Hepatitis B Reactivation with Rituximab Therapy for Lymphoma
Michael E. Williams, MD, ScM
Patients seropositive for hepatitis B core antibody had high rates of reactivation during or after rituximab-based regimens.
Hepatitis B virus (HBV) reactivation, at times associated with fulminant liver injury, is a well-recognized complication of rituximab therapy in lymphoma patients with prior infection. Investigators in China prospectively assessed the reactivation risk among patients receiving rituximab or rituximab-based chemotherapy who were positive for hepatitis B core antibody but negative for hepatitis B surface antigen.
A total of 63 patients were identified as core-antibody–positive only.
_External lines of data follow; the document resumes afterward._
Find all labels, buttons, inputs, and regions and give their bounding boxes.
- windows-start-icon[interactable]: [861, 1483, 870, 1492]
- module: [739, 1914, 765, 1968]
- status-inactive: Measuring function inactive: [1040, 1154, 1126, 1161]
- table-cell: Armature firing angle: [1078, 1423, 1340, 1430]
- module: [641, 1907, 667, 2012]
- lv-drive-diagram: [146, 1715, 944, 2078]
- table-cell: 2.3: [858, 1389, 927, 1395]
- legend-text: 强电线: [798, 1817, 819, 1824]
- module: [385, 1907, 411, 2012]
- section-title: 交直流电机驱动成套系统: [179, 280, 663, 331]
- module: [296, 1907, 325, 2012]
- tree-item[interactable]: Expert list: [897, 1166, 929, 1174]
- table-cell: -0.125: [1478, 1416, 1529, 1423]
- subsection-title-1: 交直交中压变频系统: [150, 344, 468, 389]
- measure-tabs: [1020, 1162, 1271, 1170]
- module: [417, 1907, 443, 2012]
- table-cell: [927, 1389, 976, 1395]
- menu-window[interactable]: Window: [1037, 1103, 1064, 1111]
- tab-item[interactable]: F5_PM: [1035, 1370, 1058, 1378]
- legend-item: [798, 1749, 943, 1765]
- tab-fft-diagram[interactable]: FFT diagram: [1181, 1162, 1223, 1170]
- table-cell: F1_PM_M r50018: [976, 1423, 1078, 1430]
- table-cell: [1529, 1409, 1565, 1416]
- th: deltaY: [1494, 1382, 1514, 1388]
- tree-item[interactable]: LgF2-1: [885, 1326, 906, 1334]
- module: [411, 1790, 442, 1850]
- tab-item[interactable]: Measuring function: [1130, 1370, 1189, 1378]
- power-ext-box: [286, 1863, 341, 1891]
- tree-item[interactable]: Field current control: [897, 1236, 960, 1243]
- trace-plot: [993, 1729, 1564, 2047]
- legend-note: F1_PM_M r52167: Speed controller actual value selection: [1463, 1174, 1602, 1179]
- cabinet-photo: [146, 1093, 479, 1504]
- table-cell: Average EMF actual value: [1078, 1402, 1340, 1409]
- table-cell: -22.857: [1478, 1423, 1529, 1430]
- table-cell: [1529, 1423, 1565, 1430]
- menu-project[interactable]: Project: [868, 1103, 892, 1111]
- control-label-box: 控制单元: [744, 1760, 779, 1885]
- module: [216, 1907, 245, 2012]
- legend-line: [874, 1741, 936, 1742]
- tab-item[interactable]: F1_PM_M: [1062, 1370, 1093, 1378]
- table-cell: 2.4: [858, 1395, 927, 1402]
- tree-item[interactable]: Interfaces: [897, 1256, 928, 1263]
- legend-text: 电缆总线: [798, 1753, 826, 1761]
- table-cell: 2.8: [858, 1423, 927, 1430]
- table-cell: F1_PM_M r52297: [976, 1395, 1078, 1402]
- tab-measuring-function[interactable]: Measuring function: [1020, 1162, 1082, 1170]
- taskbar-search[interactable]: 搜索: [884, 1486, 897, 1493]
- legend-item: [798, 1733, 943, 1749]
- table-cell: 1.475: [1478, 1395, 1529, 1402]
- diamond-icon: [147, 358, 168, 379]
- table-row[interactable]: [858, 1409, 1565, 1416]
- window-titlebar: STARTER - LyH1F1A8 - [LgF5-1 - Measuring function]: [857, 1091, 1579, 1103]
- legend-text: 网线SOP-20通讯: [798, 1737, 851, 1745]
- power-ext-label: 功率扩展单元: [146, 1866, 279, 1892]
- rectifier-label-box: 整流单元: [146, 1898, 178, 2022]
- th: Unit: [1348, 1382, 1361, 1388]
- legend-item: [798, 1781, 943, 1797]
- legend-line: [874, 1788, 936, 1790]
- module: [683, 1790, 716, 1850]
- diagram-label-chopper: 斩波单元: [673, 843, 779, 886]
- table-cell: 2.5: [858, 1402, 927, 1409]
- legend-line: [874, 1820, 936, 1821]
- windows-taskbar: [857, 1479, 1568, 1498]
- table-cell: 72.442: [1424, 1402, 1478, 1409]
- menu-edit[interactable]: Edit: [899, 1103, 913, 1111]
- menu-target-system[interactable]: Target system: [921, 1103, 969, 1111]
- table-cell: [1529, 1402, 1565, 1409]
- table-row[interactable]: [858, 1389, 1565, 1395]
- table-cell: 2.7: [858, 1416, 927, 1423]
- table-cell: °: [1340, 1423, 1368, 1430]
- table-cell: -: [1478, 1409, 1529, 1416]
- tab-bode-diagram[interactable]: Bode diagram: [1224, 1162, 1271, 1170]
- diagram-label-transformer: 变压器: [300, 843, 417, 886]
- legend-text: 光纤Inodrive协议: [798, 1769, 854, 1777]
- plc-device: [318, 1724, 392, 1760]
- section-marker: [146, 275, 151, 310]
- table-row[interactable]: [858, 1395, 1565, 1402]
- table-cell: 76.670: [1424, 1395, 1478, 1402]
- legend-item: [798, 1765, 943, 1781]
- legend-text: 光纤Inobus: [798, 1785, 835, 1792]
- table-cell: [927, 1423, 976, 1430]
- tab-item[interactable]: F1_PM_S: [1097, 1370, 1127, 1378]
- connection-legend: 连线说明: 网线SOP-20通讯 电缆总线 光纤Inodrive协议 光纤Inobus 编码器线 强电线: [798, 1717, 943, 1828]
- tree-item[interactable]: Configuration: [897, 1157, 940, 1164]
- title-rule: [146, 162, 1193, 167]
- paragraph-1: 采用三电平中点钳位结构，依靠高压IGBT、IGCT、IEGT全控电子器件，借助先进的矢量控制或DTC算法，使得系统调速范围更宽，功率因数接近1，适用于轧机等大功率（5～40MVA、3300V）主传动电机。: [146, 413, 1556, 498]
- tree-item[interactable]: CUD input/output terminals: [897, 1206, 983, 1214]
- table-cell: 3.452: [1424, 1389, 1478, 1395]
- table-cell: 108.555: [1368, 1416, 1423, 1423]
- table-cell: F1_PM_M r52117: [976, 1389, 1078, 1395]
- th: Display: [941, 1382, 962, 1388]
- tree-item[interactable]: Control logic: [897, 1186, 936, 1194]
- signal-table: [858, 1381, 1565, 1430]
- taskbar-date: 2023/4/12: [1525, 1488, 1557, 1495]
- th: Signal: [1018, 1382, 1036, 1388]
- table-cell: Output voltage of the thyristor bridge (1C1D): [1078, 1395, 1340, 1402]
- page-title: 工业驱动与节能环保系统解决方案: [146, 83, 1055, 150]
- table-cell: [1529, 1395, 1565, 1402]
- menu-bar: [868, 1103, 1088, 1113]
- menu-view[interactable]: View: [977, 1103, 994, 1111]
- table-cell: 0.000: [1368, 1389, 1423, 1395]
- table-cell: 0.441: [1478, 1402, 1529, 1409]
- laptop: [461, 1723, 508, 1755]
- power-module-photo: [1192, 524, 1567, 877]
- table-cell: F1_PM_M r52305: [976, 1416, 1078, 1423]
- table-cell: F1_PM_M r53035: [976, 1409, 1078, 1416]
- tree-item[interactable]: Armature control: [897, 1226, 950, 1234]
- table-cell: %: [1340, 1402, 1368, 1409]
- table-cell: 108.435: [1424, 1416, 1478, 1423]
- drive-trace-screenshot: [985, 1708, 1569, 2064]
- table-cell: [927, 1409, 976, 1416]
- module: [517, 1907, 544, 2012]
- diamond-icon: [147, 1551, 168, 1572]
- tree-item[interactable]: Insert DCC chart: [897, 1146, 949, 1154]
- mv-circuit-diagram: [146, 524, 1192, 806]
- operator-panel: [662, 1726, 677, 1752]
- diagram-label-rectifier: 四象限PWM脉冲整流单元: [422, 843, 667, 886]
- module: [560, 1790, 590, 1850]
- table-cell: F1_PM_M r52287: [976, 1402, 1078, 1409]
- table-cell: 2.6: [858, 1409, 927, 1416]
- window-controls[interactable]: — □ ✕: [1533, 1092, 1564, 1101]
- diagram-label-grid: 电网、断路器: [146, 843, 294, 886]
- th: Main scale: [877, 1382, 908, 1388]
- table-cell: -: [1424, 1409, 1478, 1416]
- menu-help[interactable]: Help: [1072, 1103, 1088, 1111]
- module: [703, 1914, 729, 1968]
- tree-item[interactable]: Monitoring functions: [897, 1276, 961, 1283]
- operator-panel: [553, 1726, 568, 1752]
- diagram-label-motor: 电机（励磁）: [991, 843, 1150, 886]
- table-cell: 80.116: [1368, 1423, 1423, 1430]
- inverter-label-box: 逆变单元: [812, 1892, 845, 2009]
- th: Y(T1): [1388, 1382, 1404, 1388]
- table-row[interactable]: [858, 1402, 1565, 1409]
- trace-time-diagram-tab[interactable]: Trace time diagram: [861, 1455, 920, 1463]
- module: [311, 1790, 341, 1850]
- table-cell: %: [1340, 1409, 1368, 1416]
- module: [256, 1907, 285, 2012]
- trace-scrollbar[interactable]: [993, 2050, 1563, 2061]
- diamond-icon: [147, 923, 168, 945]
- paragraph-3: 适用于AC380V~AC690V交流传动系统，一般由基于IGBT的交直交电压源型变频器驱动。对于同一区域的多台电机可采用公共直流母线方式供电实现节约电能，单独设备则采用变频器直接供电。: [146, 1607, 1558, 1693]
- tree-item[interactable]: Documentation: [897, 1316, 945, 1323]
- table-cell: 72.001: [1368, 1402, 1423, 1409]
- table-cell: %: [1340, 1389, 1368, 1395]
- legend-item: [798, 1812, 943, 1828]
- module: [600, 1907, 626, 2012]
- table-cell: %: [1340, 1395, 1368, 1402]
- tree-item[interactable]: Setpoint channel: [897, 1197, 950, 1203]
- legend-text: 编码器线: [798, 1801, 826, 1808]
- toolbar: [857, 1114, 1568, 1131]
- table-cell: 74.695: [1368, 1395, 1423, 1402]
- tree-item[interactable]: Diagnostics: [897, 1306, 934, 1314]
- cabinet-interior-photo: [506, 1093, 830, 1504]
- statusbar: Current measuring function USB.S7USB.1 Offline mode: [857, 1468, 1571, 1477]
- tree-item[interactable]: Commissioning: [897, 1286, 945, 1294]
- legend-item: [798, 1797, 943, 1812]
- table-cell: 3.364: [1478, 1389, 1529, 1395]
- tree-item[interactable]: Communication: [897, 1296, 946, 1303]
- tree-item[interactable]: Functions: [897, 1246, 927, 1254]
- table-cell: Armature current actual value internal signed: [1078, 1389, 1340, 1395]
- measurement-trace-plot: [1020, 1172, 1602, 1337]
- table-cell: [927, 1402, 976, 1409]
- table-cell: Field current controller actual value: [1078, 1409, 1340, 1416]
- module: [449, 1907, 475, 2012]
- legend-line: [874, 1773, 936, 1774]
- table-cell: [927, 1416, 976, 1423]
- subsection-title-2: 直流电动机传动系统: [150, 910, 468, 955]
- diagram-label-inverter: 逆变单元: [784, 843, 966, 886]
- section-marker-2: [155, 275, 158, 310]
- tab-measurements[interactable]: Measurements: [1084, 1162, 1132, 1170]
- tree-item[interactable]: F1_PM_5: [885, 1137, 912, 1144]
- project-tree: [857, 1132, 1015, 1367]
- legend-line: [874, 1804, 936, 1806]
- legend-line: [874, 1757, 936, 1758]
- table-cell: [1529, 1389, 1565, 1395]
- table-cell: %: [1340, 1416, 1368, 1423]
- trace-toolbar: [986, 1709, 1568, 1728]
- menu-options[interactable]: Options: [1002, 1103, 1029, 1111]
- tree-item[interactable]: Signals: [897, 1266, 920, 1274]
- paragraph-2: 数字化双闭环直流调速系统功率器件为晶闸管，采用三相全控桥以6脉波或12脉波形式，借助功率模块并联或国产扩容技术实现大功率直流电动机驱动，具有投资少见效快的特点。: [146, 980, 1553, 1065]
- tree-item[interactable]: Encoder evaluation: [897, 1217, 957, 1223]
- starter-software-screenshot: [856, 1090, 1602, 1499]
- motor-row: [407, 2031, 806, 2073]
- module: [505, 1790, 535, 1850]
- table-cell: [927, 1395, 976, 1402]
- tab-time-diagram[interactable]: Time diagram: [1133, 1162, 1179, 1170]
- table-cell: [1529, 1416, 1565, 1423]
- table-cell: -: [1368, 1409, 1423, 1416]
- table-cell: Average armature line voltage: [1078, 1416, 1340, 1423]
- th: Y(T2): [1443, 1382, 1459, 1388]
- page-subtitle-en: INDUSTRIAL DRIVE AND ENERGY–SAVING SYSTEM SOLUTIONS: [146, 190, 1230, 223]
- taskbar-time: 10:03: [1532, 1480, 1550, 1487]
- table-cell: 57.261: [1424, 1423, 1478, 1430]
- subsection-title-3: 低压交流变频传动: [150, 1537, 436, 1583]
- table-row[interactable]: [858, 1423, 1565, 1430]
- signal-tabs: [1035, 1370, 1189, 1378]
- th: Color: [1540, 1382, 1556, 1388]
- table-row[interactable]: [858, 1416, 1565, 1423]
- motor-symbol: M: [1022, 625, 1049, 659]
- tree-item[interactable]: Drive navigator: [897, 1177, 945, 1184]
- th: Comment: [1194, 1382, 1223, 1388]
None were receiving antiviral therapy, had detectable HBV DNA, or were positive for hepatitis C antibody. HBV and liver enzyme tests were performed every 4 weeks from the start of rituximab treatment.
The cumulative rates of HBV reactivation were 22.6% at 6 months, 29.3% at 1 year, and 41.5% at 2 years. About half of the patients reactivated during rituximab therapy, and the remainder reactivated after completion, with more frequent reactivation occurring among those negative for hepatitis B surface antibody. All patients achieved negativity for HBV DNA following entecavir treatment, and no liver failure was observed.
Citation(s):
Seto W-K et al. Hepatitis B reactivation in patients with previous hepatitis B virus exposure undergoing rituximab-containing chemotherapy for lymphoma: A prospective study. J Clin Oncol 2014 Oct 6; [e-pub ahead of print].